Everyone wants to work in a friendly environment, but sometimes just one bad co-worker can make you regret working in an organization. Dealing with difficult people is easier when the person’s behaviour affects more than one person. However, dealing with them is harder when they are attacking you, criticizing you or undermining your professional contribution. It’s terrible dealing with a bad co-worker as it could affect your productivity and maybe even your mental health. Hopefully, this list will guide you on how to deal with a difficult colleague:
Start With Self-Examination
The lines can blur a little when dealing with people that are not family – because family can tolerate your idiosyncrasies. It’s possible you may be the problem and the person you think is difficult is just someone that is not willing to put up with your bad attitude. You need to start with self-examination. Are you sure that the other person is really the problem and that you’re not overreacting? Does a pattern exist for you in your interaction with coworkers? Do you recognize that you may be easily triggered by words or actions? It’s important you examine yourself to determine that the problem really is with the other person and not you.
Manage Your Expectations
It’s easy to forget the shortcomings of other people when you’re working in a professional environment. You expect that everyone is as competent as you are or maybe even more competent. You heap expectations on your colleagues and get upset when they aren’t able to deliver or are unwilling to conform to your style of doing things. It’s important to remember that the only things your co-workers owe you are working effectively and not slacking at their job. Anything other than that is being done out of the goodness of their hearts. Make sure to manage your expectations and be realistic, that way you don’t feel disappointed or betrayed.
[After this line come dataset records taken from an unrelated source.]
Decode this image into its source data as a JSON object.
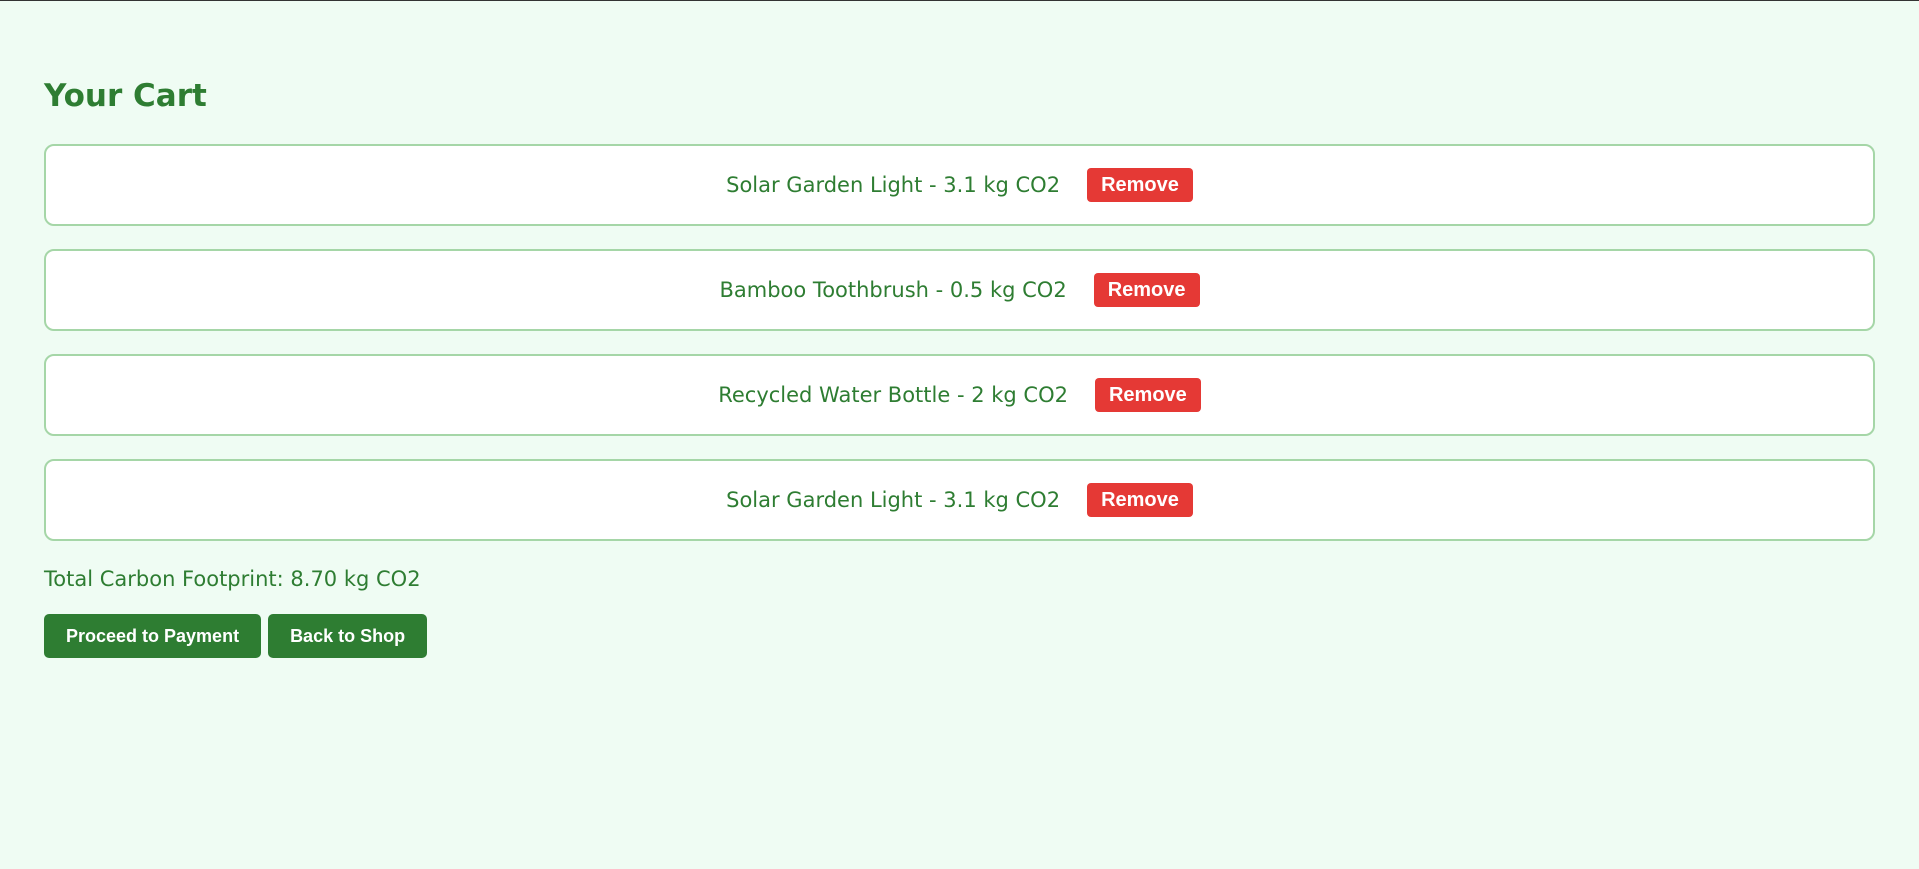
{
  "page": {
    "title": "Your Cart"
  },
  "cart": {
    "items": [
      {
        "label": "Solar Garden Light - 3.1 kg CO2",
        "remove_label": "Remove"
      },
      {
        "label": "Bamboo Toothbrush - 0.5 kg CO2",
        "remove_label": "Remove"
      },
      {
        "label": "Recycled Water Bottle - 2 kg CO2",
        "remove_label": "Remove"
      },
      {
        "label": "Solar Garden Light - 3.1 kg CO2",
        "remove_label": "Remove"
      }
    ],
    "total": "Total Carbon Footprint: 8.70 kg CO2"
  },
  "actions": {
    "proceed_label": "Proceed to Payment",
    "back_label": "Back to Shop"
  },
  "colors": {
    "background": "#effcf3",
    "primary_green": "#2e7d32",
    "item_border": "#a5d6a7",
    "remove_red": "#e53935"
  }
}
When working with a difficult person that picks on you or undermines your authority, it is easy to get riled up. However, it’s in your best interest to stay calm and assertive. Know how to react confidently and calmly to aggression, learn how to read moods and if it is necessary, try to stay out of the way of the difficult co-worker. Reducing run-ins with that person will be good for your mindset and mental stability.
Talk To The Person
Politely confront your colleague and let him/her know just how uncomfortable their comments or actions make you. If you don’t communicate your discomfort, it may never be noticed. It’s possible his/her comments or actions weren’t to upset you. Try to understand what the person is thinking and let them know what’s going on in your mind.
Talk To Your Boss
In a situation where you have followed all the aforementioned steps with little or no success, it’s time to involve others—your boss or the Human Resource manager.Take notes and address the issues, not as interpersonal problems, but as issues affecting your productivity and your progress on projects. Tell your boss exactly what the difficult person does. You’re probably going to be called into a few meetings to address the issue so expect to participate in follow-up over time.
There will always be difficult people at our jobs. We may not be able to fix them, but we should learn to tolerate them and keep our sanity intact. Try to separate your emotion from how you communicate and interact with these people.